The S&P/NZX50 dropped 35.93 points, or 0.5 per cent, to 6697.79. Within the index, 32 stocks fell, 12 rose and seven were unchanged. Turnover was $177.3 million.
"We've had a bit of a rough day and I think we've got more in store," said David Price, broker at Forsyth Barr. "A good thing to remember is this isn't going to blow over in the course of a few days. We'll have quite a lot of volatility before things really get bedded down offshore. You have seen quite a strong sell-off in the interest-rate-sensitive stocks. The market's had a pretty strong run over a long period of time. It has been stretched on historic multiples and there's probably room for it to come back a little further."
Orion fell 6.7 per cent to $2.80.
"It's fallen on a lack of volume and that's what we're seeing at the moment; the movements are accentuated by a lack of volume," Price said. "We've had a lot of people domestically who've been allocating offshore, because they feel offshore assets are better value, so when something comes through it's not met with the wall of buying that we had seen previously."
Kathmandu Holdings dropped 4.5 per cent to $1.91 and Auckland International Airport dropped 3.3 per cent to $6.11.

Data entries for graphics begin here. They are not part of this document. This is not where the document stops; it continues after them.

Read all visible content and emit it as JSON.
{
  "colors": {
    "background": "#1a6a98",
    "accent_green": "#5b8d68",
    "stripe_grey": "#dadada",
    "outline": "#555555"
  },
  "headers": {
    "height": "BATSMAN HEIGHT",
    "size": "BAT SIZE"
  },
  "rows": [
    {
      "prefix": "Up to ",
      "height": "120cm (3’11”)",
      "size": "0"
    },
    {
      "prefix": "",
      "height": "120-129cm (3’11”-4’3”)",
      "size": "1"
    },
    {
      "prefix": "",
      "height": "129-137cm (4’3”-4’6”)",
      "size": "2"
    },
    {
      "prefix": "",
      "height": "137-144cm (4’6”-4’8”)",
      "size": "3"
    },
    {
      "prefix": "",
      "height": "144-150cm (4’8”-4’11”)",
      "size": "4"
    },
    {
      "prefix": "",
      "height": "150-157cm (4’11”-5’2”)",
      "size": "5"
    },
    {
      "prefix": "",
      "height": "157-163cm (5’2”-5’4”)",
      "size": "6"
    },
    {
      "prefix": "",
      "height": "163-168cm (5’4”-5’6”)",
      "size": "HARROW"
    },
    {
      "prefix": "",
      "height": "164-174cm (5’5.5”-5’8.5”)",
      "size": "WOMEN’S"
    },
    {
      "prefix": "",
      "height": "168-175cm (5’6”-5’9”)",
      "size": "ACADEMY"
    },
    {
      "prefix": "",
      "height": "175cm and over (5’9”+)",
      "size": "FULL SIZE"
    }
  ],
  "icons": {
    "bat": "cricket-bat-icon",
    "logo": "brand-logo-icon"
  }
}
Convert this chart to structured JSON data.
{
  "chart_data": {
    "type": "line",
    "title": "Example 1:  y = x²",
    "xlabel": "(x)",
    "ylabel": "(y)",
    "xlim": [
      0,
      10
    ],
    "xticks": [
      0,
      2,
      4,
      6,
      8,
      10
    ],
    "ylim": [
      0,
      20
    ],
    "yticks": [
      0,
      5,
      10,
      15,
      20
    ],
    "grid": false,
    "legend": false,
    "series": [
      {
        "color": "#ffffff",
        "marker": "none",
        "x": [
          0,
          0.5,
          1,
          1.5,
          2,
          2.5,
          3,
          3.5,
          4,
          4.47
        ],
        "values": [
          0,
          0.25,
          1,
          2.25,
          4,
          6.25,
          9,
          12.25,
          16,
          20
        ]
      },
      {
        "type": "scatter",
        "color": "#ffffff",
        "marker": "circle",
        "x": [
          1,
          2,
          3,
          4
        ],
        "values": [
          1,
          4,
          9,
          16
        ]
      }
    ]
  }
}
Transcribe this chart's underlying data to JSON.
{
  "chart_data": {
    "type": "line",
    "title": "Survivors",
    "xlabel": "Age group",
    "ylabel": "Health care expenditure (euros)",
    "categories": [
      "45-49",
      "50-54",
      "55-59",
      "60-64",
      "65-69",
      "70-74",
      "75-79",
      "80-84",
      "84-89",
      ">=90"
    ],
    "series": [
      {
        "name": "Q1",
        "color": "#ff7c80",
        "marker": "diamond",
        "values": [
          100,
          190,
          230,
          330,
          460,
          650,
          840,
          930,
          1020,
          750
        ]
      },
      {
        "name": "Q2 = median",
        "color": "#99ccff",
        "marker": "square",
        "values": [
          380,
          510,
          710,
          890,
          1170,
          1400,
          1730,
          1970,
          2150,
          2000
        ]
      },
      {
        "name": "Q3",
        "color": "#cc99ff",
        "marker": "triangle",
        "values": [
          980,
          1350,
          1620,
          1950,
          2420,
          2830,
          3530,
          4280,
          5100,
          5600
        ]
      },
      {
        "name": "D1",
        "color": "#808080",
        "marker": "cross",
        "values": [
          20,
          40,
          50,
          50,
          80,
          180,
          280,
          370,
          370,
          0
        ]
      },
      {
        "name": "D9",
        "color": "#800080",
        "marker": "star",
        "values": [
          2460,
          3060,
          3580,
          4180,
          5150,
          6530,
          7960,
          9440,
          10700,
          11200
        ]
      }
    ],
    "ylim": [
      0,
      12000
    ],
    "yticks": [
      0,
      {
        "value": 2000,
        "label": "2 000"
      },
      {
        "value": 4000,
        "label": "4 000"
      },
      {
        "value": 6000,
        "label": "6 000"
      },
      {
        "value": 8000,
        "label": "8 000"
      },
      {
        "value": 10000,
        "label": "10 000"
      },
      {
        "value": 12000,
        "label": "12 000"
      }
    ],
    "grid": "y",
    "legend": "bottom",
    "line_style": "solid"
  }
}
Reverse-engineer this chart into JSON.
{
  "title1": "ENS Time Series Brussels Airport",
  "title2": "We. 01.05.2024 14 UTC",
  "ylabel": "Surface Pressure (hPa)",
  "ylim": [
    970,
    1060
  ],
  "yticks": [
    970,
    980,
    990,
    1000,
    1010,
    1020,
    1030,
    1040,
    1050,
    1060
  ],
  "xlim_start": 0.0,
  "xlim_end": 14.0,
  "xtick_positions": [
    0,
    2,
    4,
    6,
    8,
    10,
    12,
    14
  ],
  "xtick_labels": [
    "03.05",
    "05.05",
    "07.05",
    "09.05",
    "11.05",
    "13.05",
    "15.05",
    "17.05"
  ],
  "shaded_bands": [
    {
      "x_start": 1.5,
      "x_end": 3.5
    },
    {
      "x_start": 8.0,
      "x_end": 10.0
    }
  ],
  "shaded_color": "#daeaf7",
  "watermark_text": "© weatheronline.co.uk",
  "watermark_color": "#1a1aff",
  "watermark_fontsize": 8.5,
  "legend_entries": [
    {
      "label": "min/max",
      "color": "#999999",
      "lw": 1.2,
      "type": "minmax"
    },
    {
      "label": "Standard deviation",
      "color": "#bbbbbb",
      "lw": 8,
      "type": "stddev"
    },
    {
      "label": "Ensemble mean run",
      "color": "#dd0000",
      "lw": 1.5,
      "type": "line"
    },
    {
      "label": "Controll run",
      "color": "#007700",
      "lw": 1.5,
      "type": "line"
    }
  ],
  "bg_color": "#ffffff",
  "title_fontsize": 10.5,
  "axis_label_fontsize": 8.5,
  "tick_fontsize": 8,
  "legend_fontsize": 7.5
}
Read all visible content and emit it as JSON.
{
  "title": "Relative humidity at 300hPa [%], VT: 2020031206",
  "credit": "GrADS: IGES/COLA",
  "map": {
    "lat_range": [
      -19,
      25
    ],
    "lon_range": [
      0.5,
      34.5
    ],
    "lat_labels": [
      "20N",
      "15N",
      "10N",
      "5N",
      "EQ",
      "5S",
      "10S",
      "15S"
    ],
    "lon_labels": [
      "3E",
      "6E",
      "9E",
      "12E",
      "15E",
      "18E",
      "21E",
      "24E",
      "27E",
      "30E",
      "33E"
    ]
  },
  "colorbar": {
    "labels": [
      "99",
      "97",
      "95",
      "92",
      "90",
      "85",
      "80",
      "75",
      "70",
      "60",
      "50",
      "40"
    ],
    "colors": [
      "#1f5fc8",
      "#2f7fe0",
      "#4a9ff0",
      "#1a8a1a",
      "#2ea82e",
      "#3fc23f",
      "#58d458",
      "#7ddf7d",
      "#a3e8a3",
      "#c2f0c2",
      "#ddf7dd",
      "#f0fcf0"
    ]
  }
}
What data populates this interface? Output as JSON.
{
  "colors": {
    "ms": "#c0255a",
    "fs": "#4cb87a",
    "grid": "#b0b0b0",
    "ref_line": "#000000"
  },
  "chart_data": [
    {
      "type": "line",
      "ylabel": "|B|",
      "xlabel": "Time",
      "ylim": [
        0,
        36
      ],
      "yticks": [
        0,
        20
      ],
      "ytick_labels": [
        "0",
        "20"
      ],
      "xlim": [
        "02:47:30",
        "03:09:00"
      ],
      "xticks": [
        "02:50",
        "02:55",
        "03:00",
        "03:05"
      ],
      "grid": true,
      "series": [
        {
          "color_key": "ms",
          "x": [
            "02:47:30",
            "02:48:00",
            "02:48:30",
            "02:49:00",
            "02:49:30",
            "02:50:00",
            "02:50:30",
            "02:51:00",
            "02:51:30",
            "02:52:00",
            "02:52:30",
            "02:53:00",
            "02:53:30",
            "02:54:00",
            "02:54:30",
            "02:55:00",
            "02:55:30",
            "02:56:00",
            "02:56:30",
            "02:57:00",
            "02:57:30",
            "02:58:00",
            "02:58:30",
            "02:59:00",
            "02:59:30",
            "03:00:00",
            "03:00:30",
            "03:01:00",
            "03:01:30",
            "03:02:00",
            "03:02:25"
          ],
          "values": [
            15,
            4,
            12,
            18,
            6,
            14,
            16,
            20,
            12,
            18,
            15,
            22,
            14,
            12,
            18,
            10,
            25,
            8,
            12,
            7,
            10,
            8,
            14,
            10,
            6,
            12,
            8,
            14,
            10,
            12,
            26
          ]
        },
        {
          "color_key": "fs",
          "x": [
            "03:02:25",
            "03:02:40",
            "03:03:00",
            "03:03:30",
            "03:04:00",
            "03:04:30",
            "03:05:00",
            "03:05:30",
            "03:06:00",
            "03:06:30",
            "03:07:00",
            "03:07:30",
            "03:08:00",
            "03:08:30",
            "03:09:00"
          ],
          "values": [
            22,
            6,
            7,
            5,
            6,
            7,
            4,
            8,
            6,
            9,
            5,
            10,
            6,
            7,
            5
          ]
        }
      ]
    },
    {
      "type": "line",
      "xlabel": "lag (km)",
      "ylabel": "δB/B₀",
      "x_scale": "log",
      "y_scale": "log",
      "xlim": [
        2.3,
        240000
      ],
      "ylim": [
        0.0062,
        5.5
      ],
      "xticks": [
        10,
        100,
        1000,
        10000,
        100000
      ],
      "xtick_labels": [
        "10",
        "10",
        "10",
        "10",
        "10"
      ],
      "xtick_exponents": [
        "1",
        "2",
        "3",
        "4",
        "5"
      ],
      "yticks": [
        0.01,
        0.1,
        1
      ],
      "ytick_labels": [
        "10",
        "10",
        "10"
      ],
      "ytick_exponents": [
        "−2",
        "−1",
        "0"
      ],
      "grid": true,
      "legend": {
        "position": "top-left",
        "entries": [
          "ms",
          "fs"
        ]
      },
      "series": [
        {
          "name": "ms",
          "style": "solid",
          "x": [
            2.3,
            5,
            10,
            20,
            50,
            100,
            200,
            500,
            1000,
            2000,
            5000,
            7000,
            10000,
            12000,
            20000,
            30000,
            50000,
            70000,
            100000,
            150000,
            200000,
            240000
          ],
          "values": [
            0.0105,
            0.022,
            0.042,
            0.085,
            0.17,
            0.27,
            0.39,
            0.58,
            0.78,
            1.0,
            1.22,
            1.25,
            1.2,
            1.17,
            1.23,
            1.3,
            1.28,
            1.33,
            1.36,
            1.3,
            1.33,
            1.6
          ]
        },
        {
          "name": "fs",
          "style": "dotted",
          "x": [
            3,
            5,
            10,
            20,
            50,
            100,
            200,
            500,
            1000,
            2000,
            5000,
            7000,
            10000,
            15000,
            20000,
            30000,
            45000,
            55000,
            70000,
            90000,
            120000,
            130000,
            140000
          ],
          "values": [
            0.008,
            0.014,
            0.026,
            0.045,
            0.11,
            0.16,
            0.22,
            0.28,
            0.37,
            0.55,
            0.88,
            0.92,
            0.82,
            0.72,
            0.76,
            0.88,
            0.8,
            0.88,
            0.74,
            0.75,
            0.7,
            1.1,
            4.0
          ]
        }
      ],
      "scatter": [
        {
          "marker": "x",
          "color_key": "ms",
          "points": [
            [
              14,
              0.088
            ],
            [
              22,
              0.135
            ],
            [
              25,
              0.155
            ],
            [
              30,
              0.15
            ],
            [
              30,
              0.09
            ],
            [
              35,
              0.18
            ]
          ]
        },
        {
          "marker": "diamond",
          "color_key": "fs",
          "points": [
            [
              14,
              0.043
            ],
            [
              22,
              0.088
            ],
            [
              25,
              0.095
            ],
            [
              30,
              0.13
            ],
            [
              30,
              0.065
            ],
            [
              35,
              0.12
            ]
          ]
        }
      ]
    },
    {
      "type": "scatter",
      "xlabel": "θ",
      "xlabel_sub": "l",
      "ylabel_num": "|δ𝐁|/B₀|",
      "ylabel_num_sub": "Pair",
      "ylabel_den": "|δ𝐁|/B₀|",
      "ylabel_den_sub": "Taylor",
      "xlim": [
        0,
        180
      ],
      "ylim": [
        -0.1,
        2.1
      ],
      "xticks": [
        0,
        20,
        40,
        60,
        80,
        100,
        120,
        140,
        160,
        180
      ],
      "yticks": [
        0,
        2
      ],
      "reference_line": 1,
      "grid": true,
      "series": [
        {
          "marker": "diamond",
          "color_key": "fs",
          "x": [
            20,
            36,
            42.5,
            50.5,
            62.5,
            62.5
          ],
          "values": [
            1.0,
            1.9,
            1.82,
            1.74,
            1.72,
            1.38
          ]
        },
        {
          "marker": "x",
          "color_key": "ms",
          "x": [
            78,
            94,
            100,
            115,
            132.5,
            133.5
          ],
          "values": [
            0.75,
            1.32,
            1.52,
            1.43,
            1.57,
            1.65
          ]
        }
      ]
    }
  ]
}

Infratil fell 2.2 per cent to $2.88. The listed infrastructure investor reported a 7.1 per cent fall in earnings as its Perth Energy division faced difficult retail conditions in Western Australia, and the company now sees its annual result tracking at the bottom end of its forecast.
Trade Me Group was the best performer, up 3.7 per cent to $4.72. Westpac Banking Corp rose 3.6 per cent to $33.60, and Australia & New Zealand Banking Group gained 2.9 per cent to $29.80.
Sky Network Television advanced 1.4 per cent to $4.30. The date for a decision on its Commerce Commission application to merge with Vodafone NZ has been pushed back to December 21 to let the regulator process new submissions and cross submissions.
Warehouse Group was unchanged at $3. The retailer increased first-quarter sales with uplifts across all its brands ahead of the key Christmas trading period.
Outside the benchmark index, Seeka was unchanged at $4.50. The kiwifruit grower says it has settled a second insurance claim from a 2015 fire, and has updated its earnings guidance to reflect the "extraordinary gain" of $3.6m.